Yesterday, when looking at the latest TIC data, we made a modest proposal: the reason why yields are blowing out has nothing to do with the contrived concept of “term premium”, nothing to do with some ridiculous myth that Bidenomics has decoupled the US from the rest of the world, which now finds itself in some Golden Age of economic growth (where mortgages are now 8% and all credit cards are maxed out), and everything to do with aggressive selling by a handful of key entities, the number one being China which has sold its Treasury holdings in 20 of the past 22 months…
… and the second one being foreign central banks, which after five months of purchases, dumped the most treasuries since the start of the year…
… just as 10Y yields blew out.
But it turns out there was much more, because while we were focusing on just the change in Chinese treasuries, we should have been looking at the bigger picture. And what it reveals, as Bloomberg wrote this morning, is that Chinese investors offloaded the most US bonds and stocks in four years in August, further fueling speculation Beijing is liquidating FX reserves to defend a weakening yuan, or for the same reasons Russia liquidated its own Treasury holdings in 2018: it knew, correctly, that the dollar would be weaponized against it… and if China has any intention to anex Taiwan in the future, why wouldn’t it be shifting away from US Treasury holdings?

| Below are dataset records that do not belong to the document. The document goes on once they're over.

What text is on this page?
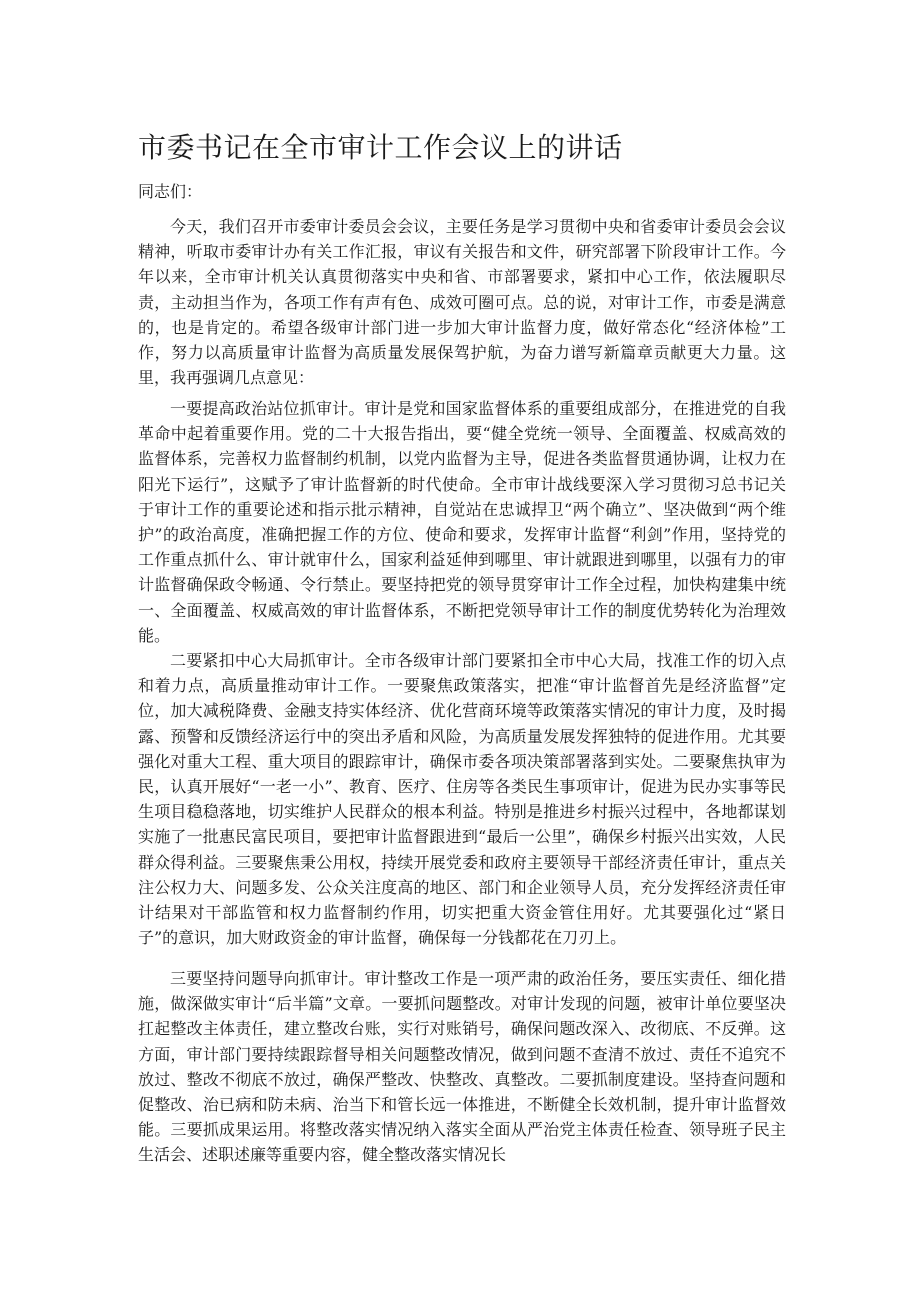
市委书记在全市审计工作会议上的讲话

同志们：

今天，我们召开市委审计委员会会议，主要任务是学习贯彻中央和省委审计委员会会议精神，听取市委审计办有关工作汇报，审议有关报告和文件，研究部署下阶段审计工作。今年以来，全市审计机关认真贯彻落实中央和省、市部署要求，紧扣中心工作，依法履职尽责，主动担当作为，各项工作有声有色、成效可圈可点。总的说，对审计工作，市委是满意的，也是肯定的。希望各级审计部门进一步加大审计监督力度，做好常态化“经济体检”工作，努力以高质量审计监督为高质量发展保驾护航，为奋力谱写新篇章贡献更大力量。这里，我再强调几点意见：

一要提高政治站位抓审计。审计是党和国家监督体系的重要组成部分，在推进党的自我革命中起着重要作用。党的二十大报告指出，要“健全党统一领导、全面覆盖、权威高效的监督体系，完善权力监督制约机制，以党内监督为主导，促进各类监督贯通协调，让权力在阳光下运行”，这赋予了审计监督新的时代使命。全市审计战线要深入学习贯彻习总书记关于审计工作的重要论述和指示批示精神，自觉站在忠诚捍卫“两个确立”、坚决做到“两个维护”的政治高度，准确把握工作的方位、使命和要求，发挥审计监督“利剑”作用，坚持党的工作重点抓什么、审计就审什么，国家利益延伸到哪里、审计就跟进到哪里，以强有力的审计监督确保政令畅通、令行禁止。要坚持把党的领导贯穿审计工作全过程，加快构建集中统一、全面覆盖、权威高效的审计监督体系，不断把党领导审计工作的制度优势转化为治理效能。

二要紧扣中心大局抓审计。全市各级审计部门要紧扣全市中心大局，找准工作的切入点和着力点，高质量推动审计工作。一要聚焦政策落实，把准“审计监督首先是经济监督”定位，加大减税降费、金融支持实体经济、优化营商环境等政策落实情况的审计力度，及时揭露、预警和反馈经济运行中的突出矛盾和风险，为高质量发展发挥独特的促进作用。尤其要强化对重大工程、重大项目的跟踪审计，确保市委各项决策部署落到实处。二要聚焦执审为民，认真开展好“一老一小”、教育、医疗、住房等各类民生事项审计，促进为民办实事等民生项目稳稳落地，切实维护人民群众的根本利益。特别是推进乡村振兴过程中，各地都谋划实施了一批惠民富民项目，要把审计监督跟进到“最后一公里”，确保乡村振兴出实效，人民群众得利益。三要聚焦秉公用权，持续开展党委和政府主要领导干部经济责任审计，重点关注公权力大、问题多发、公众关注度高的地区、部门和企业领导人员，充分发挥经济责任审计结果对干部监管和权力监督制约作用，切实把重大资金管住用好。尤其要强化过“紧日子”的意识，加大财政资金的审计监督，确保每一分钱都花在刀刃上。

三要坚持问题导向抓审计。审计整改工作是一项严肃的政治任务，要压实责任、细化措施，做深做实审计“后半篇”文章。一要抓问题整改。对审计发现的问题，被审计单位要坚决扛起整改主体责任，建立整改台账，实行对账销号，确保问题改深入、改彻底、不反弹。这方面，审计部门要持续跟踪督导相关问题整改情况，做到问题不查清不放过、责任不追究不放过、整改不彻底不放过，确保严整改、快整改、真整改。二要抓制度建设。坚持查问题和促整改、治已病和防未病、治当下和管长远一体推进，不断健全长效机制，提升审计监督效能。三要抓成果运用。将整改落实情况纳入落实全面从严治党主体责任检查、领导班子民主生活会、述职述廉等重要内容，健全整改落实情况长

After all, it saw how quickly Russia would be cut off from SWIFT and the broader dollar regime.
In any case, as the chart below shows, while the bulk of the $21.2 billion of the August sales were in Treasuries and US equities, the Asian nation also cut holdings of agency debt (debunking a widespread if erroneous theory that China is not selling TSYs).
To be sure, an FX liquidation to prop up the currency would make perfect sense: in August, the onshore yuan tumbled to its lowest against the dollar since November, prompting Beijing to tell state-owned banks to step up intervention in the currency market (recall this post from August: “China Launches War On Yuan Bears With 1000+ pip Fixing Gap Vs Estimates“)
“This could be to liquidate some bond holdings to obtain US dollar cash in case it is needed later to defend the yuan via intervention operations,” said Gareth Berry, a currency and rates strategist at Macquarie Group Ltd. in Singapore. “The same reason may go for why they sold stocks.”
In addition to the $14.9BN in US TSY solds in August, the most since May 2022, Chinese investors also sold a record $5.1 billion of US stocks in August, the data showed; incidentally that’s the month that the S&P swooned after hitting a 2023 high just after the Fed’s “final rate hike” FOMC meeting in late July.
While Chinese funds have been selling down holdings in Treasuries this year, they were buying a roughly comparable amount of US agency bonds. As such, the net sale of both types of bonds in August will raise eyebrows for investors tracking demand for US debt.
And, as we noted yesterday, it’s not just China: Japanese investors have also been paring their holdings of US securities, with sales of corporate bonds hitting a record.
“I suspect that Japan investors bought US corporate bonds over the past two years to obtain a yield pick-up over Treasuries,” said Macquarie’s Berry. “Now that Treasury yields have risen so much, they can feel more comfortable rotating back the other way.”